In a landmark judgment that puts corruption on par with heinous offences like murder, rape, dacoity, etc, the Supreme Court has ruled that FIRs registered under the Prevention of Corruption Act (PCA) cannot be quashed by high courts even if the accused and the victim reach a compromise and the offender will have to face trial after completion of investigations. In some recent cases, persons accused of rape charges had offered to marry the victim to escape imprisonment. Such a settlement cannot be a valid ground for the rape accused to seek quashing of criminal proceedings against him, the court held while providing clarity on a raft of rulings on this issue. Similarly, any compromise between the victim and offender in relation to the offences under special statutes like PCA or the offences committed by public servants while working in that capacity, etc, cannot provide for any basis for quashing criminal proceedings involving such offences, the top court said, adding that the criminal cases having an overwhelmingly and pre-dominantly civil flavour stand on a different footing for the purposes of quashing, particularly the offences arising from commercial, financial, mercantile, civil, partnership or such like transactions or the offences arising out of matrimony relating to dowry, etc, or family disputes where the wrong is basically private or personal in nature and the parties have resolved their entire dispute.

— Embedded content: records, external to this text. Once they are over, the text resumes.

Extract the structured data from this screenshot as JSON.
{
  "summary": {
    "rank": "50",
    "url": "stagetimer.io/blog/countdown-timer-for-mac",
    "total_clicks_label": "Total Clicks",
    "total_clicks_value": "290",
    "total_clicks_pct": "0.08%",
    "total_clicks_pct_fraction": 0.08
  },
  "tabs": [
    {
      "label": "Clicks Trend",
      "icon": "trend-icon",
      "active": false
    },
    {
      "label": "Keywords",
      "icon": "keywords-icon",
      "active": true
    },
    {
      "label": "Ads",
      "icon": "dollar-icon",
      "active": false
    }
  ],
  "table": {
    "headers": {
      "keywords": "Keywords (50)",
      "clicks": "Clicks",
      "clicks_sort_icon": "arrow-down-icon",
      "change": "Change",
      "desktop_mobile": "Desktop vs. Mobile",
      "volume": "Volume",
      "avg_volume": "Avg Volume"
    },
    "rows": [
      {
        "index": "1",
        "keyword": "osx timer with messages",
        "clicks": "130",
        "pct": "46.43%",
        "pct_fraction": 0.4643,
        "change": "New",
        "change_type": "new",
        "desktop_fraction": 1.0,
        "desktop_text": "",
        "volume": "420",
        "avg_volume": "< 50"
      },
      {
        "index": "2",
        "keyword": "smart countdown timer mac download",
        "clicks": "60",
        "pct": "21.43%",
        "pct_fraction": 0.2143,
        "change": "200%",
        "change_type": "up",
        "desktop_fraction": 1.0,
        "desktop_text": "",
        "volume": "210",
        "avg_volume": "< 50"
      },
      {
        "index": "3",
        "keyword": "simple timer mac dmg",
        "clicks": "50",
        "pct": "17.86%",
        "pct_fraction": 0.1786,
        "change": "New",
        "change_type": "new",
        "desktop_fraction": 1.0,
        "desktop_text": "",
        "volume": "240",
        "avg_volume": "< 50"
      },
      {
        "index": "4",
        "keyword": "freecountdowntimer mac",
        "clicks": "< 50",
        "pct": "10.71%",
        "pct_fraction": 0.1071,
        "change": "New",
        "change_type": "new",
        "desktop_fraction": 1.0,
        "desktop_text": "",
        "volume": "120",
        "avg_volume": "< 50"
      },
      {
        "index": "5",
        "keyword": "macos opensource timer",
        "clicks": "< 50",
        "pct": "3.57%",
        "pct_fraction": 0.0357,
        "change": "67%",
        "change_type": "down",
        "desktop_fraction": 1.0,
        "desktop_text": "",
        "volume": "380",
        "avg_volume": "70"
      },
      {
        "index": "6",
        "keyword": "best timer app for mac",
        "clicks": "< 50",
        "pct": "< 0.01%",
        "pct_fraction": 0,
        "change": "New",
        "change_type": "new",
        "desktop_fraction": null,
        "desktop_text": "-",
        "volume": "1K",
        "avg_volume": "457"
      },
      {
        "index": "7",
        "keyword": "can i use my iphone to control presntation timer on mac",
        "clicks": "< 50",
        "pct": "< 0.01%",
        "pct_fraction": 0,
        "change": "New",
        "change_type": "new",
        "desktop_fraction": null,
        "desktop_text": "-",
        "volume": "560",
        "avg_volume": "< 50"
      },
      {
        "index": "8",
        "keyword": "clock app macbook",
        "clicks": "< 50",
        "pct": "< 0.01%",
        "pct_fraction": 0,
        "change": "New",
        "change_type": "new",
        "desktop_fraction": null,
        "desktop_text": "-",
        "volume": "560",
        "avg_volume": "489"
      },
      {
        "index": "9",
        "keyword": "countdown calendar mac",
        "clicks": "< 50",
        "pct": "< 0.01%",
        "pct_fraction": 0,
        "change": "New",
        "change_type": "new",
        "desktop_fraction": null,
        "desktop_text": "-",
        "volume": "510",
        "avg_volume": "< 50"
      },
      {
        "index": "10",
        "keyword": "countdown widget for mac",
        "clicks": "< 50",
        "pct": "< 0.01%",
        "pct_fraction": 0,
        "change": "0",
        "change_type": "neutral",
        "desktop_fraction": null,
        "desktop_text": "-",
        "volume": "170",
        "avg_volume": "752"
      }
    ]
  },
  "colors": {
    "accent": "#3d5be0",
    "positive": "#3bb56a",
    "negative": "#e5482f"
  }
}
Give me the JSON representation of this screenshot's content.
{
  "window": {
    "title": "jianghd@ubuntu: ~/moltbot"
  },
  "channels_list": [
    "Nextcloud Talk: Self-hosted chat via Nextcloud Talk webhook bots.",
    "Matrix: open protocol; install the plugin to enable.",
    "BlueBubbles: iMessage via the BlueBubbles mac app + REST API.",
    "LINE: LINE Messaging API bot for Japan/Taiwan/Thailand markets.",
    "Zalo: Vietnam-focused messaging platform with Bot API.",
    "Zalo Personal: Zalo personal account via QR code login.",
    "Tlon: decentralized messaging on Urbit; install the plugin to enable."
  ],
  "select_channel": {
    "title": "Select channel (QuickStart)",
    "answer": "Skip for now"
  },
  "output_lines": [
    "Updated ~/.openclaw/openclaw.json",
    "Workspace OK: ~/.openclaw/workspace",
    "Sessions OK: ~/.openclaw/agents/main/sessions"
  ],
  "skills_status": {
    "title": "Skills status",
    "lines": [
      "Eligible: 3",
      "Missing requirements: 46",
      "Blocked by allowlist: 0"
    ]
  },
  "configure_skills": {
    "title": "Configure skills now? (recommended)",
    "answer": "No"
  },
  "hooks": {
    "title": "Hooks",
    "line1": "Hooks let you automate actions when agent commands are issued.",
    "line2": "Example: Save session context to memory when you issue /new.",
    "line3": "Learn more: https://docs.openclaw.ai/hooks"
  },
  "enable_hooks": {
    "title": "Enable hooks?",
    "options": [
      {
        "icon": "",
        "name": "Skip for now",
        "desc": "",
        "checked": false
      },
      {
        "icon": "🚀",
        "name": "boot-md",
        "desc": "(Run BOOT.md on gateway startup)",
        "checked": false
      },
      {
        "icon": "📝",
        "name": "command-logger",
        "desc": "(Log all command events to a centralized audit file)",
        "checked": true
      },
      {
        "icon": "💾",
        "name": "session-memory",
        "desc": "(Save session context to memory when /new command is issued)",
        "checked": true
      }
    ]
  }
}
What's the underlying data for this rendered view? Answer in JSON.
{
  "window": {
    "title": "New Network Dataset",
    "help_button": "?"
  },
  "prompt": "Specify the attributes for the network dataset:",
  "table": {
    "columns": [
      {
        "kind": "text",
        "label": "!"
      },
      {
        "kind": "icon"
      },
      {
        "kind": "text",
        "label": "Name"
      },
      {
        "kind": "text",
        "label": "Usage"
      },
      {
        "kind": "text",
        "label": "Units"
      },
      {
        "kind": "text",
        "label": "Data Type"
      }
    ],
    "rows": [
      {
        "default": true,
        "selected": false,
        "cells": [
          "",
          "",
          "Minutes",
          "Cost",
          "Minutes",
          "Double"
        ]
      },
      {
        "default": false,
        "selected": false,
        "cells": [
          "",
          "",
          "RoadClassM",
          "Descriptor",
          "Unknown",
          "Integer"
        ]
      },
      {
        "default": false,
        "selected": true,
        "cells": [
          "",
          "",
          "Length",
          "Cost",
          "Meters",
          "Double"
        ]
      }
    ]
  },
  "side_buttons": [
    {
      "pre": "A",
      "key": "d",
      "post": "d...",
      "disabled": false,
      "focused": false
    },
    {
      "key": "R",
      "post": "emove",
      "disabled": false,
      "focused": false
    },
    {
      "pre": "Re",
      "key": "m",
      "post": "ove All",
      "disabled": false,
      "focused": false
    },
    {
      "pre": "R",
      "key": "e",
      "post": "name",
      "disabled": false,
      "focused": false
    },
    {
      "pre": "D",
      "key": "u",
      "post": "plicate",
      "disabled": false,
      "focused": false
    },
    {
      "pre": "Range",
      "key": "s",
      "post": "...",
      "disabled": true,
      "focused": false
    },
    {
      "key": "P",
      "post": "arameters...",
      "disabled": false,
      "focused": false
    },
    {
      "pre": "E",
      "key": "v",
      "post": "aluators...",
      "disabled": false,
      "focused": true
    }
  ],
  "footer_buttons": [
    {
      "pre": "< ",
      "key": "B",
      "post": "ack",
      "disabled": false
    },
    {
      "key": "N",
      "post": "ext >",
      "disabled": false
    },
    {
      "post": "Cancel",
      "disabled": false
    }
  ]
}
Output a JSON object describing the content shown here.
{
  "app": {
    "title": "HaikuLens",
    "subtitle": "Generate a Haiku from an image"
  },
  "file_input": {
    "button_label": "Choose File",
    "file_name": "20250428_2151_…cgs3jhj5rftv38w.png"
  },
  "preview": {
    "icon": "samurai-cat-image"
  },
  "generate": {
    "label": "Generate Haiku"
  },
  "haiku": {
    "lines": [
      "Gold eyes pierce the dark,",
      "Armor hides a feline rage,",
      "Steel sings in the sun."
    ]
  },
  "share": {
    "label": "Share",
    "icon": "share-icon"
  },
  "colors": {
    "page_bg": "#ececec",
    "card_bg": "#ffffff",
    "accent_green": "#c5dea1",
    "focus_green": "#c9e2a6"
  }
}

Even companies must obey caste laws
In a significant ruling, the Supreme Court has held that land belonging to scheduled castes or tribes (SC/ST) cannot be bought by companies and non-Dalits as such transactions are illegal and unconstitutional. The judgment came on a petition filed by the Rajasthan government challenging the state high courts view holding that such sale to a company was legal. The Rajasthan HC had allowed the Aanjaney Organic Herbal Pvt Ltds plea seeking a direction to the state authorities to recognise or grant mutation to a plot purchased by the company in 2005 from a person belonging to Scheduled Caste for R60,000. The HC had held that such a transfer was valid as the company being a juristic person does not have a caste and, therefore, any transfer made by a Scheduled Caste person would not be hit by Section 42(b) of the Rajasthan Tenancy Act that bars such transactions. However, the apex court set aside the HC order by observing that the reason for such general restrictions is not only to safeguard the interest of the members of SC/ST, but also to see that they are not being exploited by the members of non-Scheduled Caste and Scheduled Tribe. We are, therefore, of the view that the reasoning of the high court that the respondent being a juristic person, the sale effected by a member of Scheduled Caste to a juristic person, which does not have a caste, is not hit by Section 42 of the Act, is untenable, it said.
Call for fresh bid quashed
Setting aside the Orissa High Court judgment in the case of M/s Micro Hotel Pvt Ltd vs M/s Hotel Torrento Ltd, the Supreme Court has flayed the high court for directing the Orissa State Financial Corporation (OSFC) and Industrial Promotion and Investment Corporation of Odisha Ltd to offer afresh the benefit of One-Time Settlement Scheme to M/s Hotel Torrento Limited (HTL), a defaulter of loans. The high court had also ordered dispossession of Micro Hotel Ltd (MHL), the auction purchaser, which had bought the mortgaged property under the procedure followed by the State Financial Corporation Act. OSFC had disbursed a term loan of R51.27 lakh in lieu of a subsidy of R23.30 lakh to HTL for establishing a hotel project at Janugarji, Balasore in Odisha. While HTL had defaulted in loan repayment, it was offered one-time settlement scheme number of times since 2006, but it did not avail it. Meanwhile, possession of the hotel was taken by OSFC in 2010 and the same was advertised for sale. The offer of MHL was found to be the highest at R7.74 crore and the company was given the possession of the land, building and machinery/furniture and fixtures in October 2010. HML then approached the HC seeking quashing of the cancellation of the OTS and sale letter, which were granted by the Division Bench (DB) of the Orissa High Court. This led HML to move the Supreme Court, which flayed the HC for overlooking 13 vital facts. We express our strong disapproval of the manner in which the DB of the HC has virtually sat in judgment over the judgment of another co-ordinate bench. We are of the view that the DB of the HC overlooked some vital facts reopened a list which has attained finality, due to non-compliance of the various directions issued by the co-ordinate Bench of the HC, the Supreme Court said.